Sainsbury's Gok for Tu collection has recorded strong sales

Sainsbury's CEO Justin King has attributed growth in the supermarket operator's clothing business to an increase in space combined with a strong underlying product.

The UK-based retailer, which released its full-year results today (9 May) said its clothing business is growing faster than its food business and "continues to gain market share". Over the year, the number of stores offering non-food lines rose by 22 to 161.

Speaking to just-style, King said clothing has been a "big beneficiary of our non-food space" and clothing was the first "big space" the retailer put in that was non-food.

However, he was quick to emphasise success has also been seen from carrying through to clothing the values that set the retailer apart in its food offer. Sainsbury's clothing is "not necessarily the cheapest", but that it "absolutely delivers on our core 'live well for less' ethics".

There has also been a shift to what he describes as the "new thrift", a "recognition that value for money is more than a cheap price, and our clothing reflects that," using "better materials, Fair Trade and organic cotton."

King restated the shift in the company's sourcing strategy, with teams in Bangladesh, China and Hong Kong now buying directly as the retailer moves away from an agent model.

"We were sub-scale, we would buy through agents.
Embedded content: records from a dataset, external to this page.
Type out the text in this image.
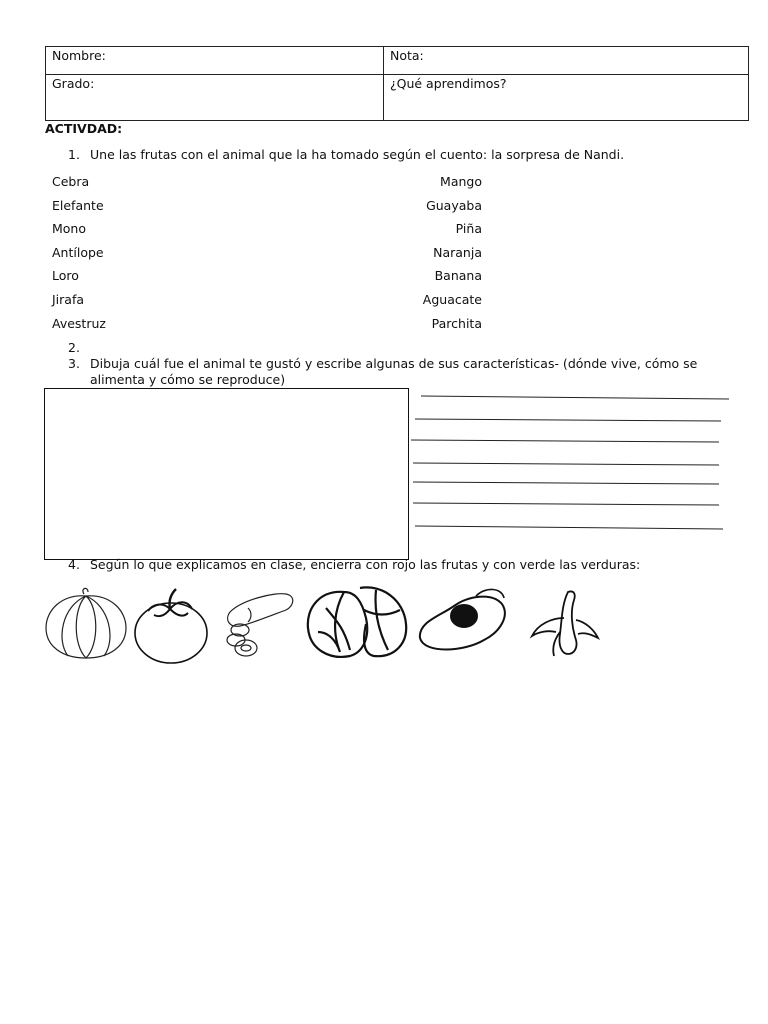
Nombre:	Nota:
Grado:	¿Qué aprendimos?
ACTIVDAD:
1. Une las frutas con el animal que la ha tomado según el cuento: la sorpresa de Nandi.
Cebra
Elefante
Mono
Antílope
Loro
Jirafa
Avestruz
Mango
Guayaba
Piña
Naranja
Banana
Aguacate
Parchita
2.
3. Dibuja cuál fue el animal te gustó y escribe algunas de sus características- (dónde vive, cómo se
alimenta y cómo se reproduce)
4. Según lo que explicamos en clase, encierra con rojo las frutas y con verde las verduras:
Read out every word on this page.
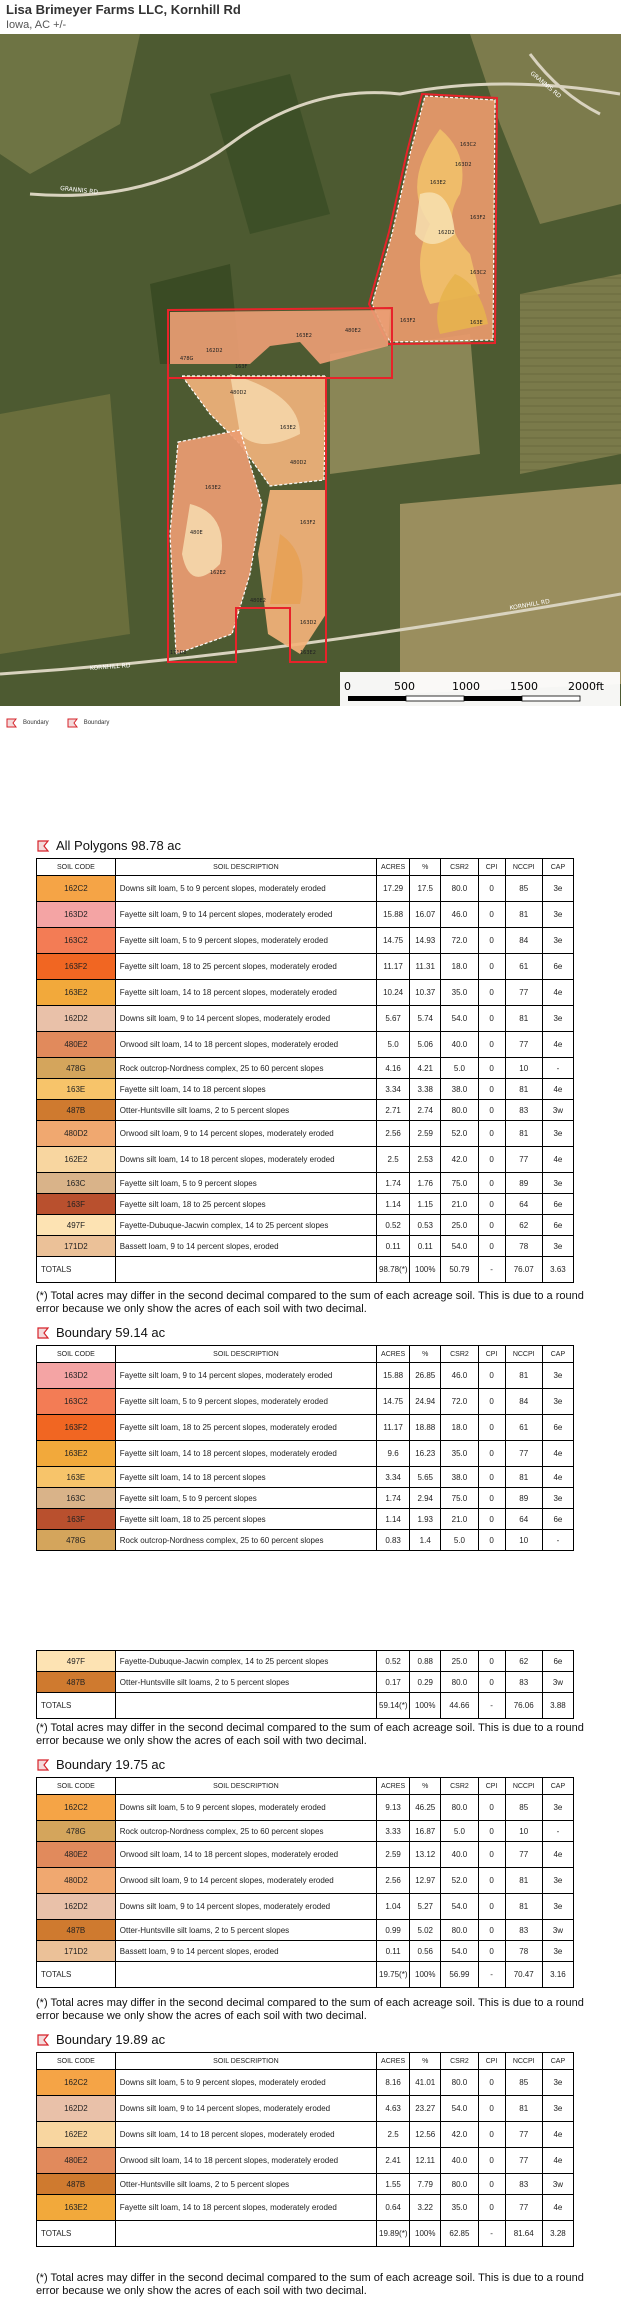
Lisa Brimeyer Farms LLC, Kornhill Rd
Iowa, AC +/-
GRANNIS RD
GRANNIS RD
KORNHILL RD
KORNHILL RD
163C2
163D2
163E2
163F2
162D2
163C2
163E
163F2
480E2
163E2
163F
162D2
478G
480D2
163E2
480D2
163E2
480E
163F2
162E2
480E2
163D2
163E2
171D2
0	500	1000	1500	2000ft
Boundary	Boundary
All Polygons 98.78 ac
SOIL CODE	SOIL DESCRIPTION	ACRES	%	CSR2	CPI	NCCPI	CAP
162C2	Downs silt loam, 5 to 9 percent slopes, moderately eroded	17.29	17.5	80.0	0	85	3e
163D2	Fayette silt loam, 9 to 14 percent slopes, moderately eroded	15.88	16.07	46.0	0	81	3e
163C2	Fayette silt loam, 5 to 9 percent slopes, moderately eroded	14.75	14.93	72.0	0	84	3e
163F2	Fayette silt loam, 18 to 25 percent slopes, moderately eroded	11.17	11.31	18.0	0	61	6e
163E2	Fayette silt loam, 14 to 18 percent slopes, moderately eroded	10.24	10.37	35.0	0	77	4e
162D2	Downs silt loam, 9 to 14 percent slopes, moderately eroded	5.67	5.74	54.0	0	81	3e
480E2	Orwood silt loam, 14 to 18 percent slopes, moderately eroded	5.0	5.06	40.0	0	77	4e
478G	Rock outcrop-Nordness complex, 25 to 60 percent slopes	4.16	4.21	5.0	0	10	-
163E	Fayette silt loam, 14 to 18 percent slopes	3.34	3.38	38.0	0	81	4e
487B	Otter-Huntsville silt loams, 2 to 5 percent slopes	2.71	2.74	80.0	0	83	3w
480D2	Orwood silt loam, 9 to 14 percent slopes, moderately eroded	2.56	2.59	52.0	0	81	3e
162E2	Downs silt loam, 14 to 18 percent slopes, moderately eroded	2.5	2.53	42.0	0	77	4e
163C	Fayette silt loam, 5 to 9 percent slopes	1.74	1.76	75.0	0	89	3e
163F	Fayette silt loam, 18 to 25 percent slopes	1.14	1.15	21.0	0	64	6e
497F	Fayette-Dubuque-Jacwin complex, 14 to 25 percent slopes	0.52	0.53	25.0	0	62	6e
171D2	Bassett loam, 9 to 14 percent slopes, eroded	0.11	0.11	54.0	0	78	3e
TOTALS		98.78(*)	100%	50.79	-	76.07	3.63
(*) Total acres may differ in the second decimal compared to the sum of each acreage soil. This is due to a round error because we only show the acres of each soil with two decimal.
Boundary 59.14 ac
SOIL CODE	SOIL DESCRIPTION	ACRES	%	CSR2	CPI	NCCPI	CAP
163D2	Fayette silt loam, 9 to 14 percent slopes, moderately eroded	15.88	26.85	46.0	0	81	3e
163C2	Fayette silt loam, 5 to 9 percent slopes, moderately eroded	14.75	24.94	72.0	0	84	3e
163F2	Fayette silt loam, 18 to 25 percent slopes, moderately eroded	11.17	18.88	18.0	0	61	6e
163E2	Fayette silt loam, 14 to 18 percent slopes, moderately eroded	9.6	16.23	35.0	0	77	4e
163E	Fayette silt loam, 14 to 18 percent slopes	3.34	5.65	38.0	0	81	4e
163C	Fayette silt loam, 5 to 9 percent slopes	1.74	2.94	75.0	0	89	3e
163F	Fayette silt loam, 18 to 25 percent slopes	1.14	1.93	21.0	0	64	6e
478G	Rock outcrop-Nordness complex, 25 to 60 percent slopes	0.83	1.4	5.0	0	10	-
497F	Fayette-Dubuque-Jacwin complex, 14 to 25 percent slopes	0.52	0.88	25.0	0	62	6e
487B	Otter-Huntsville silt loams, 2 to 5 percent slopes	0.17	0.29	80.0	0	83	3w
TOTALS		59.14(*)	100%	44.66	-	76.06	3.88
(*) Total acres may differ in the second decimal compared to the sum of each acreage soil. This is due to a round error because we only show the acres of each soil with two decimal.
Boundary 19.75 ac
SOIL CODE	SOIL DESCRIPTION	ACRES	%	CSR2	CPI	NCCPI	CAP
162C2	Downs silt loam, 5 to 9 percent slopes, moderately eroded	9.13	46.25	80.0	0	85	3e
478G	Rock outcrop-Nordness complex, 25 to 60 percent slopes	3.33	16.87	5.0	0	10	-
480E2	Orwood silt loam, 14 to 18 percent slopes, moderately eroded	2.59	13.12	40.0	0	77	4e
480D2	Orwood silt loam, 9 to 14 percent slopes, moderately eroded	2.56	12.97	52.0	0	81	3e
162D2	Downs silt loam, 9 to 14 percent slopes, moderately eroded	1.04	5.27	54.0	0	81	3e
487B	Otter-Huntsville silt loams, 2 to 5 percent slopes	0.99	5.02	80.0	0	83	3w
171D2	Bassett loam, 9 to 14 percent slopes, eroded	0.11	0.56	54.0	0	78	3e
TOTALS		19.75(*)	100%	56.99	-	70.47	3.16
(*) Total acres may differ in the second decimal compared to the sum of each acreage soil. This is due to a round error because we only show the acres of each soil with two decimal.
Boundary 19.89 ac
SOIL CODE	SOIL DESCRIPTION	ACRES	%	CSR2	CPI	NCCPI	CAP
162C2	Downs silt loam, 5 to 9 percent slopes, moderately eroded	8.16	41.01	80.0	0	85	3e
162D2	Downs silt loam, 9 to 14 percent slopes, moderately eroded	4.63	23.27	54.0	0	81	3e
162E2	Downs silt loam, 14 to 18 percent slopes, moderately eroded	2.5	12.56	42.0	0	77	4e
480E2	Orwood silt loam, 14 to 18 percent slopes, moderately eroded	2.41	12.11	40.0	0	77	4e
487B	Otter-Huntsville silt loams, 2 to 5 percent slopes	1.55	7.79	80.0	0	83	3w
163E2	Fayette silt loam, 14 to 18 percent slopes, moderately eroded	0.64	3.22	35.0	0	77	4e
TOTALS		19.89(*)	100%	62.85	-	81.64	3.28
(*) Total acres may differ in the second decimal compared to the sum of each acreage soil. This is due to a round error because we only show the acres of each soil with two decimal.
But we are not a sub-scale business any more, we are the seventh biggest clothing retailer in the UK. Our buyers are taken pretty seriously when they go into a factory in Turkey, the Far East and the other countries we buy from, so it reflects the fact that we're a scale business," he said.

The comments came as the retailer reported a 7.1% increase in annual underlying profits to reach GBP712m (US$1.15bn) in the year to 17 March.

Underlying operating profit increased 6.9% to GBP789m, which resulted in margins rising by four basis points. Excluding fuel, operating margins were up by ten basis points.

Reported profit before tax was down 3.4% to GBP799m due to a series of one-off items, which also hit its bottom line. Net profit fell 6.6% to GBP598m.